Abstract
Purpose
In this study, we analyzed the clinical distribution and drug resistance of carbapenem-resistant Klebsiella pneumoniae (CRKP) strains, the minimum inhibitory concentrations (MIC), MIC50 and MIC90, and geographical distribution in Hebei Province, China. We aimed to provide epidemiological research data, formulate appropriate combined treatment schemes, reasonably select antibiotics, and standardize nosocomial infection control schemes.
Patients and Methods
A total of 6328 strains of CRKP were collected from 2017 to 2019. The MIC was determined for the drug sensitivity test, and the experimental data were statistically analyzed using WHONET5.6.
Results
The detection rate of CRKP increased annually from 13.4% in 2017 to 14.5% in 2018, and 14.6% in 2019. The ratio of males to females was approximately 2:1; 53.6% were elderly, 39% were adults, 4.8% were minors, and 2.5% were newborns.
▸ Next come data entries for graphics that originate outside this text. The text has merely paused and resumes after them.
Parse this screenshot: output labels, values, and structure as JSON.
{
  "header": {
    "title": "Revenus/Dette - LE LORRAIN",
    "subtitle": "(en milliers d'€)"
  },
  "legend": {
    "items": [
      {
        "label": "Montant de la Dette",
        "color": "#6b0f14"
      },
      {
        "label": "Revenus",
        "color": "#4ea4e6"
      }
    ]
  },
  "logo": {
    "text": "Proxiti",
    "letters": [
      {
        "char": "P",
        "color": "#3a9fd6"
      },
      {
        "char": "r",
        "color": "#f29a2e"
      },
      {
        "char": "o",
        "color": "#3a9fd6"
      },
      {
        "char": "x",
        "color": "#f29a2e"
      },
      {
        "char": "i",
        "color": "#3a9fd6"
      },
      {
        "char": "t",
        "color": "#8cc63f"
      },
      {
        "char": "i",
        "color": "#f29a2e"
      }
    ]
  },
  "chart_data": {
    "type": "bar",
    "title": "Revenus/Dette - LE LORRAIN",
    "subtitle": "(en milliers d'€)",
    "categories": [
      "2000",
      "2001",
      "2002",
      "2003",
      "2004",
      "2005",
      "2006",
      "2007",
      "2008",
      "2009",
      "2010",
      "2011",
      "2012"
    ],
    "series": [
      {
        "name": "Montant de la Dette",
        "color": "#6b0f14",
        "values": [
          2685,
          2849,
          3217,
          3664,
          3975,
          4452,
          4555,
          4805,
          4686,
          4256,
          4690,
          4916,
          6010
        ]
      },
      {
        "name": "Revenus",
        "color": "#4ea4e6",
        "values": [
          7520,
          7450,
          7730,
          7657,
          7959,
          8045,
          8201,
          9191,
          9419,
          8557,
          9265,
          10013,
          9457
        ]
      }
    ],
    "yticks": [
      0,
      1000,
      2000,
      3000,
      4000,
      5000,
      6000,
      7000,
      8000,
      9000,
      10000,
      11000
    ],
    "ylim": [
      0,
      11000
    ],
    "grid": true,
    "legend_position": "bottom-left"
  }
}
The specimens collected were mainly sputum (70.9%). The resistance rate of CRKP to carbapenems and other β-lactam antibiotics was found to be increasing, with resistance rates generally greater than 90%. The resistance rate to aminoglycoside antibiotics decreased yearly to approximately 50%, and the resistance rate to quinolones remained unchanged at approximately 80%. From 2017 to 2019, the resistance rate of CRKP in Hebei Province to various antibiotics was high, and the resistance rate to β-lactam antibiotics increased each year.
Conclusion
The situation of CRKP resistance is severe in Hebei Province, China. The resistance rate to most antibiotics is very high and shows an upward trend. Among them, the resistance rate to polymyxin is low; however, few resistant strains do exist. MIC50 and MIC90 are higher than their MICs. It mainly causes lung infection in elderly men. This study is helpful to improve the diagnosis, treatment, and prevention of CRKP infection in our province.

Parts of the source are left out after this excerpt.